Steve clearly was eager for an explanation as he sucked down his own semi frozen treat, but did not vocalize his curiosity. Instead, he waited until after you and Eddie slowly made your way through the smoothies before speaking again.
“You guys can shower, eat, come watch Bad News Bears with me, whatever you want, okay?” he offered kindly.
You thanked him for everything when he took the empty glasses away and once again led Eddie by the hand up the familiar staircase.
The guest room was comfortably warm with a neatly made bed and an oak dresser. You put the overnight bag on top of the dresser and removed your winter gear before claiming a side of the bed.
Eddie slowly did the same. Stripped down to his boxers as fast as Yurtle the Turtle probably would. It gave you time to look over his chest to make sure there wasn’t any sign of his ribs being reinjured.

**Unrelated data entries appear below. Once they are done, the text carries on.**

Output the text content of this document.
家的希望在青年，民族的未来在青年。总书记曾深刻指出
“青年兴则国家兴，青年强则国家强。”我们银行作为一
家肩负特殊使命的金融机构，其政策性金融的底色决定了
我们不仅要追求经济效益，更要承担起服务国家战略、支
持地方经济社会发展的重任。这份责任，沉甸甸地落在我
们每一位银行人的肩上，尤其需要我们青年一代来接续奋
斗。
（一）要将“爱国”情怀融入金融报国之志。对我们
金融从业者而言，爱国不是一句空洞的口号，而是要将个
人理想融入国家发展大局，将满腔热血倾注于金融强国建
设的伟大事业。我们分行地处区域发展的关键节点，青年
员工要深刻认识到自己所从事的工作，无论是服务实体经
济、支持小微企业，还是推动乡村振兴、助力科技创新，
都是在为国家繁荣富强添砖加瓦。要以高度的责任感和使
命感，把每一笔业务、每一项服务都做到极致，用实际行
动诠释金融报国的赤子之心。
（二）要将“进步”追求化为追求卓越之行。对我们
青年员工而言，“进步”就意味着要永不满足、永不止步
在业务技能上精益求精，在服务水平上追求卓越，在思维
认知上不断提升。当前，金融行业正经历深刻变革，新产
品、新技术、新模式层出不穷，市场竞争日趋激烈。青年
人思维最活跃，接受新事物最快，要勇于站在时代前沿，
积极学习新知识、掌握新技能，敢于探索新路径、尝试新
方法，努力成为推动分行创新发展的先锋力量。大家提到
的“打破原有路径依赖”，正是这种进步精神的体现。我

He looked mostly fine, save for his face and hands, and mimicked your position—on his back with his shoulder pressing against yours.
You couldn’t pinpoint what you were feeling right now. Terrified now that you could take a step back and analyze that your home was so easily invaded, shocked that you had the balls to mouth off to a known lunatic without even thinking of what could have happened to you, frightened over how Eddie could have gotten hurt more than he already was, furious that he let Wyatt slither away to go destroy someone else’s life, and guilty for making the call that set everything off in the first place.
Eddie’s sudden speech made you jump as he pulled you from your thoughts. “Are you scared of me?” he croaked.
You sighed and shook your head before realizing he probably couldn’t see you in the dark. “Never.”
He cleared his throat and gulped loudly. “Then can you—I don’t know—can you—“
You didn’t let him finish before rolling on to your side to wrap yourself around him—Legs tangled between his, arms clutching his toro with all the strength you had. “I’d kiss you but I don’t know where I can without hurting you.”
“It’s fine,” he said, quickly followed by “Ow! Wait—okay—no it’s not,” when you gently pressed your lips against the lesser bruised part of his cheek.
“That’s what I thought,” you replied before nuzzling your face in the crook of his neck.
It wasn’t very late at night, maybe half past nine or so, but it felt as if you lived three days in the span of a few hours. Your body was screaming for sleep, but your mind was a hornet’s nest full of worry and anger.
When you felt a cold splat of water oh the side of your nose, your first thought was maybe the roof was leaking. Until you realized it wasn’t raining, and your nose was tucked away carefully into Eddie’s warm neck. You waited for a few minutes for it to happen again, and when it hit the exact same spot, you figured out what it was.
You didn’t think it possible for your heart to crumble anymore than it already had until you realized the sudden droplets were tears leaking from the corner of Eddie’s eye and felt a new pang of despair within your chest.
Clinging to him tighter and lightly kissing the skin of his neck to avoid hurting him again, you loudly reminded him that you loved him.
“I love you, too,” you whispered.
If either of you got any sleep that night, it was impossible to tell.